Rawlings School of Divinity


Doctor of Ministry (DMin)


Brian L. Bohlman


Burnout, First Responder, Chaplain, Chaplaincy, Police


Religion | Social and Behavioral Sciences


Police and fire chaplaincy comprises an emerging ministry profession that is underrepresented in academic study. This study addresses the problem of support structure inadequacies among First Responder Chaplains (FRCs) which create conditions that lead to burnout. The study examines their often-problematic connections to churches, denominations, and other endorsing agencies (sending sources). The purpose of the project is to assess those connections and provide remediation inadequacies. The thesis project examines Chaplaincy Organizational Agencies (COAs) and develops solutions for FRCs to build better initial and ongoing relationships with their sending sources. The thesis suggests that chaplains who are properly affirmed, supported, and sent into the mission field are less likely to suffer from the effects of isolation and therefore should experience lower rates of burnout.
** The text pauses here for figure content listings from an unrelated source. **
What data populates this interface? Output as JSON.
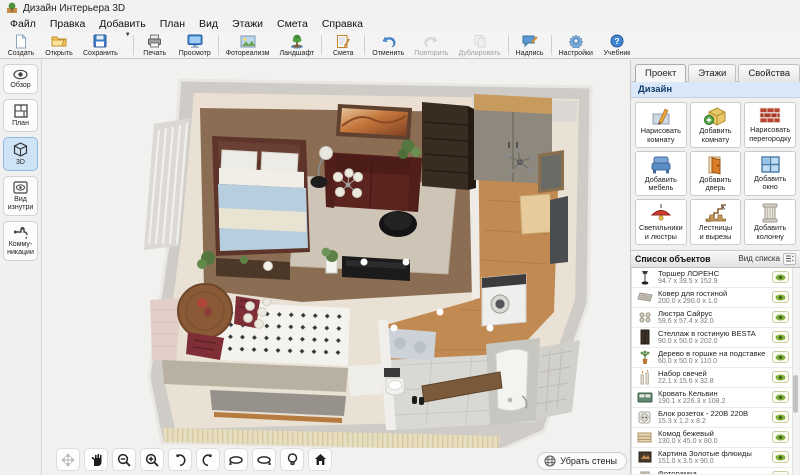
{
  "window": {
    "title": "Дизайн Интерьера 3D",
    "app_icon": "interior-design-app-icon"
  },
  "menubar": {
    "items": [
      "Файл",
      "Правка",
      "Добавить",
      "План",
      "Вид",
      "Этажи",
      "Смета",
      "Справка"
    ]
  },
  "toolbar": {
    "buttons": [
      {
        "label": "Создать",
        "icon": "new-file-icon",
        "enabled": true
      },
      {
        "label": "Открыть",
        "icon": "open-folder-icon",
        "enabled": true
      },
      {
        "label": "Сохранить",
        "icon": "save-floppy-icon",
        "enabled": true,
        "has_dropdown": true
      },
      {
        "label": "Печать",
        "icon": "print-icon",
        "enabled": true
      },
      {
        "label": "Просмотр",
        "icon": "preview-monitor-icon",
        "enabled": true
      },
      {
        "label": "Фотореализм",
        "icon": "photorealism-icon",
        "enabled": true
      },
      {
        "label": "Ландшафт",
        "icon": "landscape-tree-icon",
        "enabled": true
      },
      {
        "label": "Смета",
        "icon": "estimate-notepad-icon",
        "enabled": true
      },
      {
        "label": "Отменить",
        "icon": "undo-icon",
        "enabled": true
      },
      {
        "label": "Повторить",
        "icon": "redo-icon",
        "enabled": false
      },
      {
        "label": "Дублировать",
        "icon": "duplicate-icon",
        "enabled": false
      },
      {
        "label": "Надпись",
        "icon": "text-label-icon",
        "enabled": true
      },
      {
        "label": "Настройки",
        "icon": "settings-gear-icon",
        "enabled": true
      },
      {
        "label": "Учебник",
        "icon": "tutorial-help-icon",
        "enabled": true
      }
    ]
  },
  "sidebar": {
    "items": [
      {
        "label": "Обзор",
        "icon": "overview-eye-icon",
        "active": false
      },
      {
        "label": "План",
        "icon": "plan-2d-icon",
        "active": false
      },
      {
        "label": "3D",
        "icon": "cube-3d-icon",
        "active": true
      },
      {
        "label": "Вид\nизнутри",
        "icon": "inside-view-icon",
        "active": false
      },
      {
        "label": "Комму-\nникации",
        "icon": "plumbing-icon",
        "active": false
      }
    ]
  },
  "panel": {
    "tabs": [
      {
        "label": "Проект",
        "active": true
      },
      {
        "label": "Этажи",
        "active": false
      },
      {
        "label": "Свойства",
        "active": false
      }
    ],
    "section_title": "Дизайн",
    "design_buttons": [
      {
        "label": "Нарисовать\nкомнату",
        "icon": "draw-room-icon"
      },
      {
        "label": "Добавить\nкомнату",
        "icon": "add-room-icon"
      },
      {
        "label": "Нарисовать\nперегородку",
        "icon": "draw-partition-icon"
      },
      {
        "label": "Добавить\nмебель",
        "icon": "add-furniture-icon"
      },
      {
        "label": "Добавить\nдверь",
        "icon": "add-door-icon"
      },
      {
        "label": "Добавить\nокно",
        "icon": "add-window-icon"
      },
      {
        "label": "Светильники\nи люстры",
        "icon": "lamps-icon"
      },
      {
        "label": "Лестницы\nи вырезы",
        "icon": "stairs-icon"
      },
      {
        "label": "Добавить\nколонну",
        "icon": "add-column-icon"
      }
    ],
    "object_list": {
      "title": "Список объектов",
      "view_label": "Вид списка",
      "items": [
        {
          "name": "Торшер ЛОРЕНС",
          "dims": "94.7 x 39.5 x 152.9",
          "thumb": "floor-lamp"
        },
        {
          "name": "Ковер для гостиной",
          "dims": "200.0 x 290.0 x 1.0",
          "thumb": "rug"
        },
        {
          "name": "Люстра Сайрус",
          "dims": "59.6 x 57.4 x 32.0",
          "thumb": "chandelier"
        },
        {
          "name": "Стеллаж в гостиную BESTA",
          "dims": "90.0 x 50.0 x 202.0",
          "thumb": "shelf"
        },
        {
          "name": "Дерево в горшке на подставке",
          "dims": "60.0 x 50.0 x 110.0",
          "thumb": "plant"
        },
        {
          "name": "Набор свечей",
          "dims": "22.1 x 15.6 x 32.8",
          "thumb": "candles"
        },
        {
          "name": "Кровать Кельвин",
          "dims": "190.1 x 226.3 x 108.2",
          "thumb": "bed"
        },
        {
          "name": "Блок розеток - 220В 220В",
          "dims": "15.3 x 1.2 x 8.2",
          "thumb": "socket"
        },
        {
          "name": "Комод бежевый",
          "dims": "130.0 x 45.0 x 80.0",
          "thumb": "dresser"
        },
        {
          "name": "Картина Золотые флюиды",
          "dims": "151.0 x 3.5 x 90.0",
          "thumb": "painting"
        },
        {
          "name": "Фоторамка",
          "dims": "12.2 x 3.0 x 17.2",
          "thumb": "photo-frame"
        }
      ]
    }
  },
  "viewport": {
    "remove_walls_label": "Убрать стены",
    "nav_tools": [
      "move-tool-icon",
      "pan-hand-icon",
      "zoom-out-icon",
      "zoom-in-icon",
      "rotate-ccw-icon",
      "rotate-cw-icon",
      "orbit-left-icon",
      "orbit-right-icon",
      "light-icon",
      "home-view-icon"
    ]
  },
  "colors": {
    "active_sidebar_bg": "#cfe3f6",
    "design_header_bg": "#d9e7f8",
    "eye_green": "#5f8f2f",
    "sofa": "#5c241e",
    "bed_blanket": "#b6cedd",
    "wood_floor": "#8a6d52",
    "hall_floor": "#c18a52",
    "wall_gray": "#cfccc7"
  }
}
This study used the Francis Burnout Inventory as a quantitative tool to assess initial and follow-up burnout in twenty-seven FRC participants. The researcher compared responses between both iterations of the FBI to gauge the success of intervention methods. The researcher held qualitative interviews with each FRC and separate meetings with eleven sending source representatives and their FRCs to discuss solutions for building stronger relationships. The researcher used two focus groups with both the Tacoma-Pierce County Chaplaincy Executive Board (an FR chaplaincy COA) and one composed of several FRCs. The researcher sought concluding thoughts from participants with a final survey. The researcher used five hypotheses to assess the results of the study, offering several suggestions to build supportive relationships and reduce burnout in FRCs.